Transcriptional Regulators of Duct Differentiation (A) UMAP of integrated SMG epithelium highlighting duct populations colored by cell type. (B and D) Differential expression analysis between pairs of clusters from contiguous developmental stages as indicated by the color scheme and cell type labels. Top differentially expressed TFs (p < 0.05) are shown. TFs are sorted by fold change. (C) Venn diagram of the comparison between defining genes for basal duct in embryonic versus postnatal stages. (E) Differential expression analysis from BD to SD, GCTs, and acinar cells.

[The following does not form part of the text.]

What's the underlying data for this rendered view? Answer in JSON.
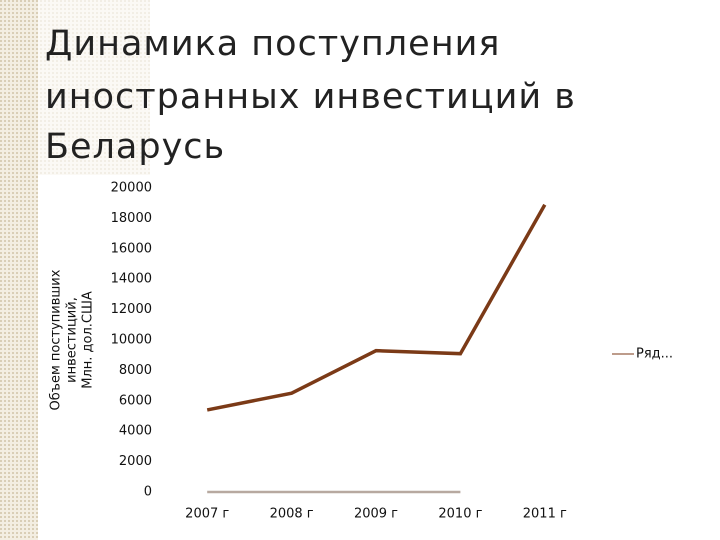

Top differentially expressed TFs (p < 0.05) are shown.

Figure 8

Subpopulations of SMG ID Are Defined by Expression of Smgc, Gstt1, and Gfra3 (A) Immunofluorescence staining showing localization of Smgc (green) in P1 and P30 SMG. Proacinar and acinar cells are labeled with Mist1 and Aqp5 (red). (B) qPCR for genes enriched in Smgc+ (top panel) and Kit+ ID cells (bottom panel). Data are normalized to Rsp29 and age-matched female SMG (dotted line). Data are represented as mean ± SEM, and asterisks show statistical significance (p < 0.05) compared with age-matched female controls (n = 3; two-tailed t test). (C) Immunofluorescence staining showing expression of Gstt1 (red) in Smgc+ cells (green, top panel) and Nkcc1+ cells (green, lower panel) in P30 SMG from male and female mice. (D) UMAPs showing selected DEGs in Kit+ ID cells in P30 glands. (E) Immunofluorescence shows distinct ID populations with no overlap between Gfra3, Gstt1, and Krt14 protein. (F) In situ hybridization showing expression and localization of Gfra3, Prol1, Nkd2, Aqp5, and Esp18 mRNA in P30 SMG. Scale bars, 20 μm.

Figure 9

Subpopulations of SMG ID Are Defined by Expression of Smgc, Gstt1, and Gfra3 (A) Venn diagram of the comparison between defining genes for Gstt1+ and Gfra3+ ID cells. Top 15 defining genes for each population are shown in the heatmap. (B) Pathway analysis of defining genes from ID populations. (C–E) UMAP of SMG ID cells integrated with selected populations from the Tabula Muris colored by tissue of origin and cell type as indicated in the legend. (F) UMAP showing expression of Krt18, Krt8, and Cldn4.